Es kommt immer darauf an, woher der Druck kommt. Der FC Luzern ist der Super-League-Klub, der mit Abstand am meisten auf die eigene Jugend setzt. Auch weil mit Laurent Prince der ehemalige Nachwuchschef im Verwaltungsrat sitzt. Der bringt das Thema Nachwuchs immer wieder auf den Tisch und ist ein glaubwürdiger Vertreter. Das ist aus meiner Sicht der richtige Weg.

Letzte Saison hat der FCL das Ziel, die Meisterrunde zu erreichen, aber verpasst.

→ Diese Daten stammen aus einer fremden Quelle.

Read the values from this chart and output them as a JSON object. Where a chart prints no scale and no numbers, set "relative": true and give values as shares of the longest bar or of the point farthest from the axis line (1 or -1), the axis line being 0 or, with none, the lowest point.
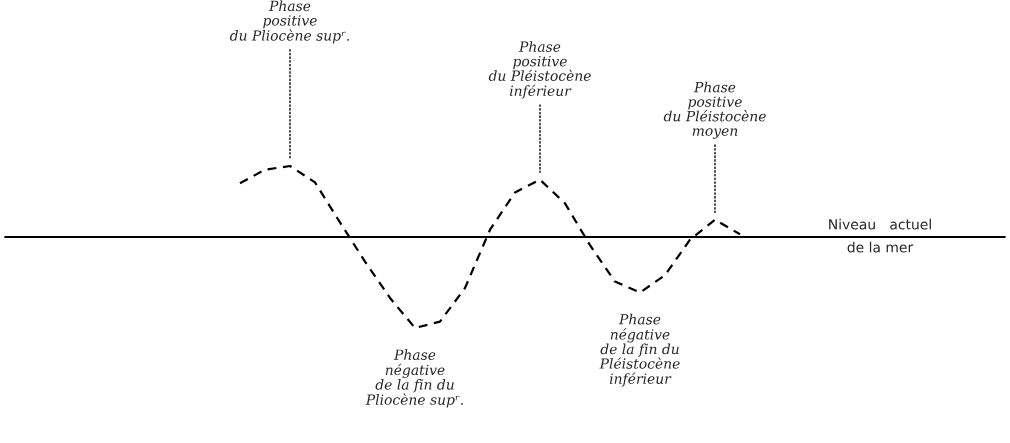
{
  "chart_data": {
    "type": "line",
    "relative": true,
    "line_style": "dashed",
    "categories": [
      null,
      null,
      null,
      null,
      null,
      null,
      null,
      null,
      null,
      null,
      null,
      null,
      null,
      null,
      null,
      null,
      null,
      null,
      null,
      null,
      null
    ],
    "series": [
      {
        "color": "#000000",
        "values": [
          0.59,
          0.74,
          0.78,
          0.6,
          0.16,
          -0.27,
          -0.67,
          -1.0,
          -0.93,
          -0.56,
          0.08,
          0.49,
          0.63,
          0.37,
          -0.09,
          -0.49,
          -0.61,
          -0.42,
          -0.03,
          0.19,
          0.03
        ]
      }
    ],
    "ref_lines": [
      {
        "axis": "y",
        "value": 0,
        "label": "Niveau   actuel\nde la mer",
        "color": "#000000"
      }
    ],
    "annotations": [
      "Phase\npositive\ndu Pliocène supʳ.",
      "Phase\nnégative\nde la fin du\nPliocène supʳ.",
      "Phase\npositive\ndu Pléistocène\ninférieur",
      "Phase\nnégative\nde la fin du\nPléistocène\ninférieur",
      "Phase\npositive\ndu Pléistocène\nmoyen"
    ]
  }
}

Trainer Mario Frick durfte dennoch bleiben. Weil man sieht, wie gut er mit den Jungen arbeiten kann. Er kriegt die Zeit, um etwas aufzubauen. Jetzt ist Luzern hervorragend in die neue Saison gestartet. Und bezüglich Trainer müssen wir uns auch immer wieder die gleiche Frage stellen.

Bitte?

Wo sind die Trainertalente und -persönlichkeiten in den Vereinen, deren Stimme für den Nachwuchs Gewicht hat und die sich später einmal international beweisen? Urs Fischer oder Gerardo Seoane waren in den Nachwuchsabteilungen wichtige Förderer ihrer Talente und hatten eine gewichtige Stimme im Verein. Diese Qualität brauchen wir jeden Tag auf dem Platz mit den besten Talenten.